I cannot remember the first time someone told me about the Orient Express, but I quickly became captivated by it. I’d been to both Istanbul and Paris, of course, which definitely helped feed my interest, and I had even toured the baroque surroundings of some of Istanbul’s landmarks and had ample opportunity to compare them with the less salubrious subway system. The idea of taking the Orient Express became an enduring goal and one I never attained, and I was heartbroken when the official service stopped running, although evidently it’s been taken up by another railway with vintage cars, to keep the spirit alive.
Friends who had opportunities to take the Orient Express in the original form have informed me that in its final years, the route was a far cry from the heady days immortalised in so many books and films. The cars were shabby, the rails frail, the surroundings somewhat less deluxe than one might have been led to believe from the brochures. Perhaps it turned out to be a good twist of fate that I was never able to ride it, because I might have been crushed by the ways the reality didn’t match up to my fantasies of proceeding in a stately fashion along one of the most famous routes in the world, drinking champagne and eating caviar in the dining car and marveling at jewel-toned rugs underfoot.
I would have had a plethora of authors to choose from when it came to selecting books for the journey. Agatha Christie, of course. Graham Greene, Bram Stoker, Ian Fleming. Paul Theroux, if I felt like balancing things out with a little nonfiction. Bringing movies would spoil the illusion of stepping back in time, but no less than three feature films have been named for the Orient Express, and four, really, if you want to count Istanbul Express. Which some do, evidently.
The Orient Express was an icon and I’m sure they had all sorts of good reasons for shutting it down. Something about routes and budgeting and high speed rail and efficiency and all those things people hold so dear these days, but it’s left me bitter than I missed my chance to ride the original. I would have rounded up a band of fellow train geeks, and we might have taken over a whole sleeping car if I’d had my way. We could have played murder mystery games and engaged in intrigue and skulduggery! It just wouldn’t feel the same on the Venice-Simplon Orient Express, I don’t care what they say.
I’m not as into trains as I once was; I develop interests and I drink them up in full, plunging head deep to read as much as I can and talk to people who have some kind of connection to them, collecting all the paraphernalia I can, and then I develop a sense of distance and lose interest, floating into something else new to become deeply fascinated and intrigued by.

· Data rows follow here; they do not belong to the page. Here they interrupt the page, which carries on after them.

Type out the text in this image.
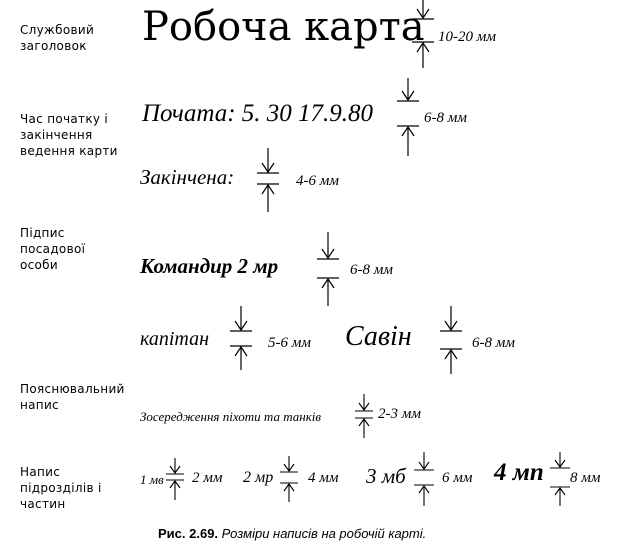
Службовий заголовок
Час початку і закінчення ведення карти
Підпис посадової особи
Пояснювальний напис
Напис підрозділів і частин
Робоча карта 10-20 мм
Почата: 5. 30 17.9.80	6-8 мм
Закінчена:	4-6 мм
Командир 2 мр	6-8 мм
капітан	5-6 мм Савін	6-8 мм
Зосередження піхоти та танків	2-3 мм
1 мв 2 мм 2 мр 4 мм 3 мб 6 мм 4 мп 8 мм
Рис. 2.69. Розміри написів на робочій карті.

Presumably my brain still has all those neat statistics locked away somewhere but I can’t recall them now; I’ve got the files, but I have apparently lost the index, and it’s unlikely I will be able to dig them up again[2. If I may digress for a moment, the tremendous amounts of interesting things locked away in my head where I can’t get them are a source of great frustration to me. If there was a way to somehow restore all the interesting knowledge I lost and then set up a better recall system to keep track of it so I wouldn’t lose it again, I would be all for it. I’ve got entire languages inaccessibly squirreled away and it’s simply unfair. I realise the neurology field probably has bigger priorities, I’m just saying, it would be cool.].
Despite not being a certified train lover with the walls of books to prove it, I still dabble in trains, and one of my missions has always been to take the train cross-country when I have the time and the money. I like the idea of seeing the United States from the ground, of drifting through various places and getting a snapshot of life I don’t see when I am winging high about the earth in an airplane. I suspect the food is dire and the sleeping accommodations are horrid and the experience will be profoundly frustrating in many ways, but there’s a part of me that longs to do it anyway, to go shooting up and down the aisles again to make sure I didn’t miss a thing, to quiz the conductor in exhaustive detail before surrendering my ticket for inspection.
I’d travel with a natty little valise and it would be oh so much fun.